We discussed motion in other sections, because this is really useful. Having motion sensors talking to your home automation hub and enabling routines is a game changer. At our house the lights turn off at 10:30PM every day but when the smart lock is unlocked from 10:30PM to 6AM, a series of lights automatically turn on for 20 minutes so we don’t walk in the dark. Presence is determined by the smart lock in this case.

Take this idea and build from it for your situation! Here are things to consider implementing:

  • Turn lights on and off based on motion and time of day
  • Set smart nighttime routines to make sure no one gets lost or hurt
  • Set “lack of motion” routines to make sure everyone is safe. If there is no motion in front of the refrigerator for X hours, no one ate, send an alert to a smartphone so someone can check on things. If there is no motion in front of the bathroom door, there are other issues to manage. You get the drift.
  • Door management can be done with an open/close sensor and motion sensor, where the person is around (or not) and then you can take action to close the door left open.
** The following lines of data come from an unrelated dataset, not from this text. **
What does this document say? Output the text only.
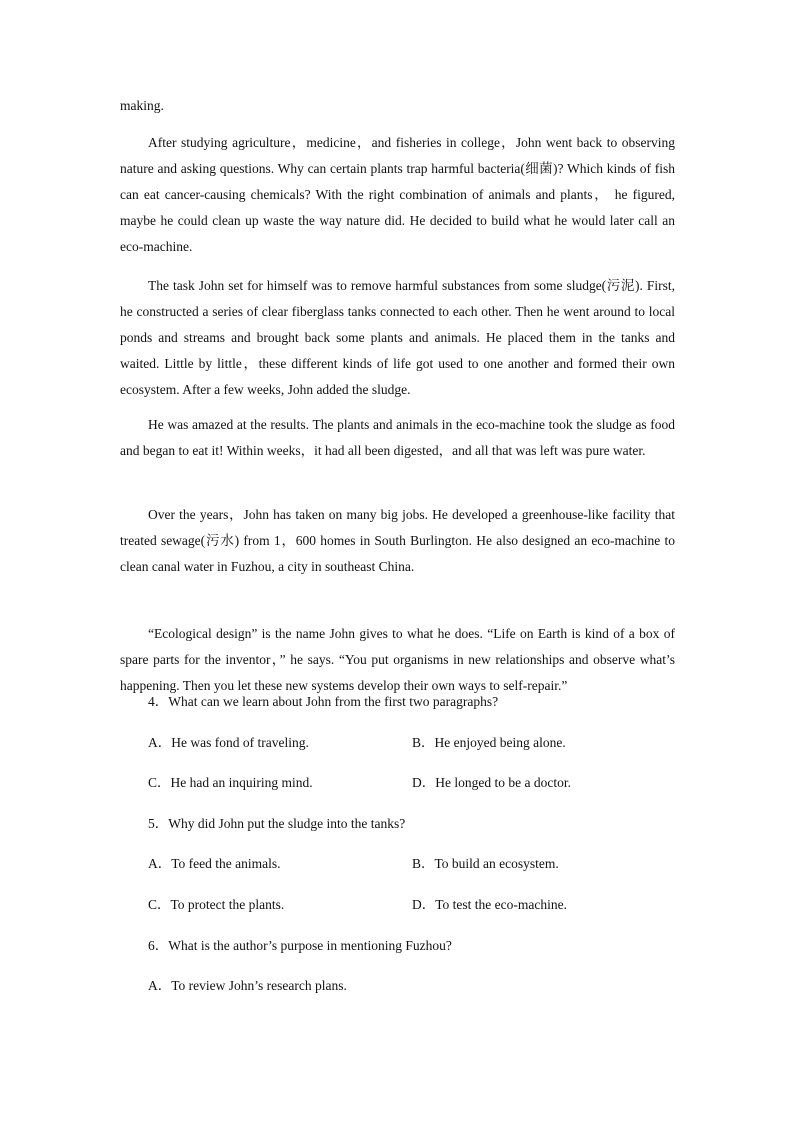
making.
After studying agriculture，medicine，and fisheries in college，John went back to observing nature and asking questions. Why can certain plants trap harmful bacteria(细菌)? Which kinds of fish can eat cancer-causing chemicals? With the right combination of animals and plants， he figured, maybe he could clean up waste the way nature did. He decided to build what he would later call an eco-machine.
The task John set for himself was to remove harmful substances from some sludge(污泥). First, he constructed a series of clear fiberglass tanks connected to each other. Then he went around to local ponds and streams and brought back some plants and animals. He placed them in the tanks and waited. Little by little，these different kinds of life got used to one another and formed their own ecosystem. After a few weeks, John added the sludge.
He was amazed at the results. The plants and animals in the eco-machine took the sludge as food and began to eat it! Within weeks，it had all been digested，and all that was left was pure water.
Over the years，John has taken on many big jobs. He developed a greenhouse-like facility that treated sewage(污水) from 1，600 homes in South Burlington. He also designed an eco-machine to clean canal water in Fuzhou, a city in southeast China.
“Ecological design” is the name John gives to what he does. “Life on Earth is kind of a box of spare parts for the inventor，” he says. “You put organisms in new relationships and observe what’s happening. Then you let these new systems develop their own ways to self-repair.”
4．What can we learn about John from the first two paragraphs?
A．He was fond of traveling.	B．He enjoyed being alone.
C．He had an inquiring mind.	D．He longed to be a doctor.
5．Why did John put the sludge into the tanks?
A．To feed the animals.	B．To build an ecosystem.
C．To protect the plants.	D．To test the eco-machine.
6．What is the author’s purpose in mentioning Fuzhou?
A．To review John’s research plans.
Make sure you get pet-aware/safe motion sensors too, you won’t want to get false positives at night when the cat strolls around the house. Or when the dog sees a squirrel outside!

Presence sensors will do something similar, where you don’t need to detect movement but if someone is someplace. Say someone is watching tv and falls asleep on the couch, there is no movement but there is still someone there. Here is an article on the topic which is worth the read. A bit like “heat vision” if you will.

Now location is complementary to motion and presence, where the idea is to determine where someone or something is telling your smart home if it’s within range or not. In other words it’s a form of glocalization tied to the home. It could be a smartphone but with Alzheimer’s’ that’s not optimal so there are some smart trackers on the market you can add/hide to key personal items which will enable routines based on their presence or absence. The Fibaro keychain is a good example but make sure you don’t program any actions for the buttons as we just want presence management. If you use Apple’s HomeKit the AirTag can be really interesting.

With location you get alerted when a behavior is triggered so you can take action like making sure the wearer has not wandered off.  Same idea with motion, why is mom up at 2AM?

Independently from your smart home system, Apple Air Tags are really neat. My mom has one as her keychain and has no idea what it really is, I did explain it to her but her short-term memory does not allow that to stick. If you do this expect to get questions and to avoid them, hide them wisely in personal effects like the lining of a coat or a purse. If they don’t see it, they can’t play with it or ask about it. Again privacy matters, friendly reminder.